Have you ever had a memory painful enough that you had to physically react? You either had to say or do something mid-thought to get your mind off it? Maybe somebody looked at you strangely in that moment, because it was obvious you were somewhere else and dealing with an invisible battle. These things happen.
Last night as I was falling asleep, I practicing intentional forgiveness. I know we are all sinners. I want to trust God more. So as I went through the memories, or the memories of that day, or the random thoughts I have for the future, I began to think of who I could forgive. Who do I still think of negatively, because of my unforgiveness? It kind of felt like clearing out the hard drive on your computer. There were all these bits and pieces stored in places I hadn’t thought about, but have to stumble past day by day as I wander down those hallways. You’d think I would notice, but as a human, I didn’t.
I forgave myself at least equal to how much I forgave others. I prayed for people and wished them well, because I didn’t want to harbor the resentment. So help me God, if this habit just becomes some convenient blog post, I will have missed the point of the power I had in those moments, of releasing debts. I will have completely forgotten the strength in caring for people more than you want to think poorly of them.
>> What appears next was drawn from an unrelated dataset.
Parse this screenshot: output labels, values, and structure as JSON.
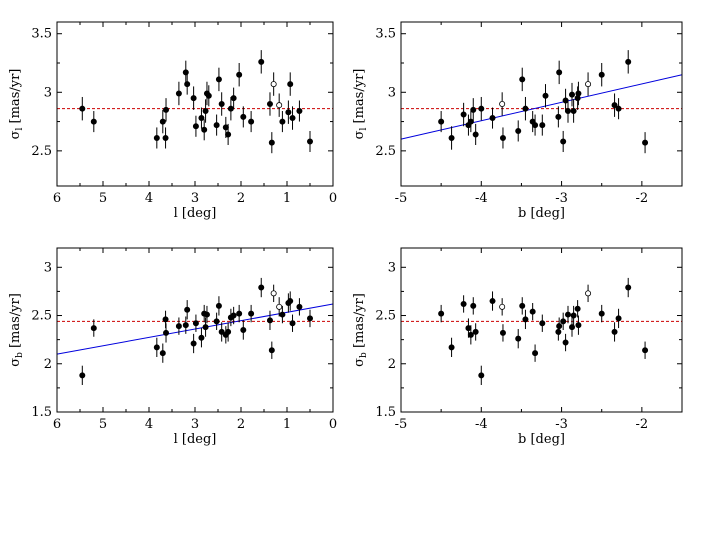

Even if you don’t call it God, this takes a lot of faith. I believe in Jesus, and in the example he sets of caring for others when it’s mortally inconvenient. I cant change time, but the choice is mine in that I don’t want to think badly of everyone. Being more aware of my arrogance and my own sin has made it a lot easier to forgive others.
I want this to become a nightly habit, in the place of going to bed rumination that was sometimes scary. The devil tries to co-opt our fear in order to divide us, but the strength of God gives us a better purpose. I can forgive people who may not even know they were forgiven. This is so much of a better use of my time than wondering what could have been.